Chegando ao fim da faculdade, ela contou à mãe o plano de prestar vestibular novamente e cursar moda fora da cidade em que morava. Os pais apoiaram a ideia, mas sempre insistindo que a garota nunca deixasse de ser quem é, mas quem era ela? Talvez o espelho deles. Seus pais queriam controlar suas roupas, seu jeito de falar, de se comportar e isso oprimia a garota.

Passado todos os processos para cursar moda, Daphne finalmente chegou na capital. No início, ela teve muitos pensamentos que a sabotavam.
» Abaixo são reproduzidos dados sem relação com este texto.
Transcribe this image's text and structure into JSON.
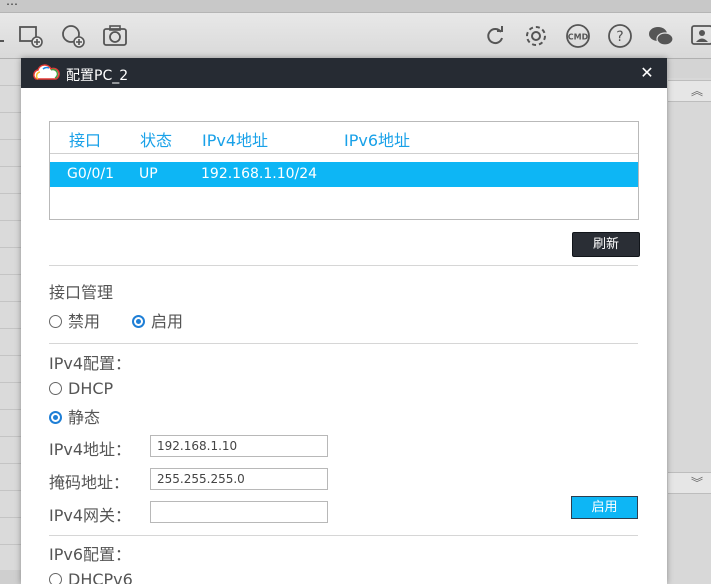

Questionava se era boa o suficiente e, como toda gen z, estava sempre de olho nas redes sociais e se comparava demais com outras pessoas. Ela travava batalhas diariamente com esses pensamentos. Sua terapeuta dizia que talvez tenha sido algo que foi gerado a partir da super proteção e controle de seus pais. Isso foi o suficiente para abrir seus olhos.

Apesar de insegura, em seu primeiro ano longe de casa, ela entrou em uma jornada de descobertas. Em outras palavras, amores, experiências, ideologias etc. Nas férias do primeiro ano, Daphne se sentia deslocada na casa dos pais. Tinha algo estranho com ela, pois não parecia estar totalmente confortável com sua família. Nas férias do segundo ano, ela percebeu que, na verdade, não queria ser mais controlada pela sua família. Na capital, ela era uma pessoa completamente diferente do que era com sua família e era muito injusto ela não poder ser quem é.

Daphne estava em uma situação pílula azul ou pílula vermelha, afinal, qual seria melhor opção? Abrir mão de quem você quer ser para agradar sua família ou sentir o gosto de uma vida livre?

No último ano da faculdade, Daphne assumiu completamente uma persona artística. Ela queria ser como Vivienne Westwood, uma designer autêntica que fosse levada a sério por grandes nomes da indústria. Daphne havia tomado sua decisão de qual pílula tomar. Ela havia escolhido ela, sua carreira, sua liberdade e sua felicidade. Mas não era tão fácil lidar com isso, não tanto quanto ela imaginava.

Toda vez que falava com seus pais, ela sentia as microagressões em suas falas. Ela sabia que não poderia mudar a mente deles, que julgavam não conhecer essa nova pessoa, e pelo tanto de amor que carregava por eles, ela sempre sentia esse peso emocional quando conversavam, seja longe ou perto.

No fim, Daphne só entendeu que esse foi o sacrifício que teve que fazer para encontrar a si mesma. Foi como quando criança, quando aprendeu a cortar, costurar e usar remendos para esconder buracos.